Second, nine simulations were performed for these lists, representing three prior specifications crossed with three confidence specifications. For all prior specifications, the standard deviation of priors was set to match that of a “typical talker” (SD = 8.3 for /g/ and 18.9 for /k/, Kleinschmidt & Jaeger, 2016). Across the three prior specifications (Fig. 3), means for /g/ and /k/ were set to be consistent with those presented in Experiment 1, shifted down ~10 ms, or shifted up ~10 ms (further information on prior specification is available in the Supplementary Material). For each specification, confidence was set to 200, 400, and 800, values that represent relatively less to relatively more confidence in the prior specification, respectively, spanning the range of inferred confidence reported previously (Kleinschmidt & Jaeger, 2016). Third, for each simulation, predicted categorization slopes were calculated for each simulated participant based on the inferred posterior distribution at trials 200, 325, and 450, by first calculating the identification function for the inferred posterior distributions at these trials and then taking the derivative of the identification function at the category boundary.
Results
The analysis scripts, including code to execute the simulations, can be retrieved at https://osf.io/38h47. Figure 3 shows the predicted slope in each order condition for the nine simulations. Three patterns can be observed. First, movement in the predicted slope across trials is attenuated as confidence in the prior specification increases. Second, in all simulations, the predicted slope differs between the two orders at the early trial (200), with a steeper slope for the narrow-wide compared to the wide-narrow order, but converges between the two orders at the late trial (450). Third, in all simulations, the magnitude of the change between the early and late trials shows an asymmetry for the two orders; there is greater change in slope across trials for the narrow-wide compared to the wide-narrow order, a pattern that mirrors the behavioral results shown in Fig. 2.
Discussion
According to distributional learning accounts, listeners generate probabilistic mappings to speech sounds that are optimized for talker-specific input distributions (e.g., Kleinschmidt & Jaeger, 2015). The time course of experience used to guide optimization is underspecified in these accounts. In the current study, listeners who had initially experienced consistent input showed steeper identification functions compared to those who had initially received less consistent input. However, this difference became attenuated for later trials, when the cumulative statistical experience between groups was equivalent. The between-group convergence was driven by an asymmetry in learning between the two orders. The predictions derived solely with respect to the distributional statistics presented in the current study (Fig. 1b) did not adequately characterize the observed pattern of learning in Experiment 1. However, simulations (Fig. 3) in which the distributional statistics of the present talker were integrated with prior experience with English yielded the same qualitative pattern that was observed behaviorally.

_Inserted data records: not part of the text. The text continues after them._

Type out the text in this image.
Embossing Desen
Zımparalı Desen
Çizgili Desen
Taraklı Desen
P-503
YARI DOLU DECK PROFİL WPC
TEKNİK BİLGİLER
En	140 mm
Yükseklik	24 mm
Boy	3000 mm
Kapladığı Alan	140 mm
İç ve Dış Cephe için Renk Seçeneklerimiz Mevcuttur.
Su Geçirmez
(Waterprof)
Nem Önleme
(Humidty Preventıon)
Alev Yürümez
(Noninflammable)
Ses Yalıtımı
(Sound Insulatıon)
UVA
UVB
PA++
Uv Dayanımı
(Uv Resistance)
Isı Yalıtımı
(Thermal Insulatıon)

These results are consistent with the theory that talker-specific phonetic adaptation reflects a process in which talker-specific input is used to modify language-general beliefs of cue distributions via a learning mechanism that cumulatively updates to accommodate the observed evidence. In this framework, the observed asymmetry in learning can be explained as the consequence of integrating the input distributions with prior knowledge and by-block exposure. VOTs in the wide distribution have a lower likelihood of occurrence compared to the narrow distribution. When a listener encounters VOTs from the wide distribution following the narrow distribution, there is greater prediction error, leading to greater slope movement. In the reverse order, listeners’ beliefs from initial exposure (wide) are reaffirmed given secondary (narrow) exposure, as VOTs in the narrow distributions are present in the wide distributions, resulting in minimal prediction error and thus minimal change in beliefs.
The current results are consistent with findings showing cumulative influences of statistical experience on online perception (e.g., Holt, 2005; Idemaru & Holt, 2011; Kraljic & Samuel, 2005; Kraljic et al., 2008), and extend them to show experience-driven changes in the consistency in which a cue is used to guide categorization. We note that the current work examined but one of many types of distributional statistics that listeners may track in order to optimize the mapping to speech sounds, that being the variability – and hence reliability – of an acoustic-phonetic cue. Accommodating VOT variation in the current study did not require adjustment of cue-weighting (e.g., Idemaru & Holt, 2011), use lexical information as a learning signal (e.g., Kraljic et al., 2008), or require changing the boundary between phonetic categories to optimally accommodate the distributional manipulation (e.g., Saltzman & Myers, 2018). Additional investigations are needed in order to examine whether the results reported here generalize to other acoustic-phonetic properties and to other types of distributional manipulations.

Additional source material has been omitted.